One person has died after inhaling fumes and suffering respiratory problems, but there were no other reports of casualties.
Mr Tsipras urged calm as more than 140 firefighters with 80 fire engines and 11 aircraft battled the flames near Athens, which a Reuters photographer said were near homes.
A neighborhood playground was razed and flames surrounded the local church.
Dozens of people, including elderly women covering their faces with headscarves, tried to put out the flames with buckets of water.
"We all need to stay calm," Mr Tsipras told reporters.
He said he had asked the air force and armed forces for help and had also appealed to other European countries for assistance with extra fire-fighting aircraft.
Forest fires are common during the summer months in Greece, but memories remain vivid of the huge damage and heavy loss of life in 2007, during the most serious outbreak of the past few years.

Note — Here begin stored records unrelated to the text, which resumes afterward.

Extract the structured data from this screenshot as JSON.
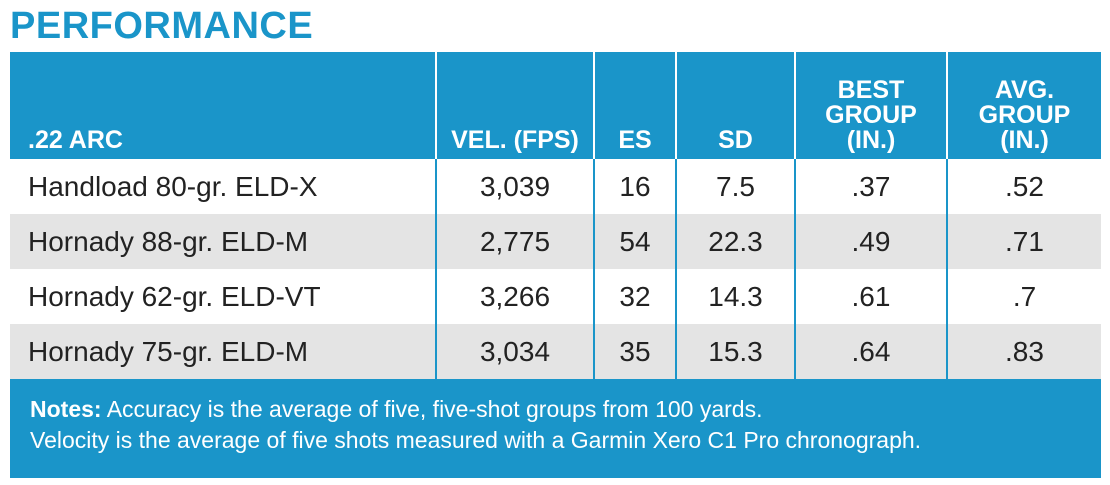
{
  "title": "PERFORMANCE",
  "table": {
    "headers": [
      ".22 ARC",
      "VEL. (FPS)",
      "ES",
      "SD",
      "BEST\nGROUP\n(IN.)",
      "AVG.\nGROUP\n(IN.)"
    ],
    "header_lines": {
      "best": [
        "BEST",
        "GROUP",
        "(IN.)"
      ],
      "avg": [
        "AVG.",
        "GROUP",
        "(IN.)"
      ]
    },
    "rows": [
      [
        "Handload 80-gr. ELD-X",
        "3,039",
        "16",
        "7.5",
        ".37",
        ".52"
      ],
      [
        "Hornady 88-gr. ELD-M",
        "2,775",
        "54",
        "22.3",
        ".49",
        ".71"
      ],
      [
        "Hornady 62-gr. ELD-VT",
        "3,266",
        "32",
        "14.3",
        ".61",
        ".7"
      ],
      [
        "Hornady 75-gr. ELD-M",
        "3,034",
        "35",
        "15.3",
        ".64",
        ".83"
      ]
    ]
  },
  "notes": {
    "label": "Notes:",
    "line1": "Accuracy is the average of five, five-shot groups from 100 yards.",
    "line2": "Velocity is the average of five shots measured with a Garmin Xero C1 Pro chronograph."
  },
  "colors": {
    "accent": "#1a95c9",
    "stripe": "#e4e4e4",
    "text": "#222222"
  }
}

"The situation is difficult," said Michalis Karagiannis, deputy mayor of Vyronas, one of the suburbs near the flames.
Energy Minister Panagiotis Lafazanis, who spoke to Greek TV from the scene with a protective mask across his face, said: "We are all making an effort to stop the worst."
He was heckled by angry residents who accused him of doing "micro politics" and urged him to "take off your jacket and help".
In the region of Laconia in the southern Peloponnese one fire-fighting aircraft was forced to make an emergency landing.
"Things are very bad," Peloponnese Governor Petros Tatoulis told state television.
"The situation is critical. We are working to prevent casualties."
Adamantia Koroni, deputy head of a hoteliers' association on the nearby island of Cythera, said about 40,000 visitors and residents were left without power on the popular tourist destination "probably until Sunday".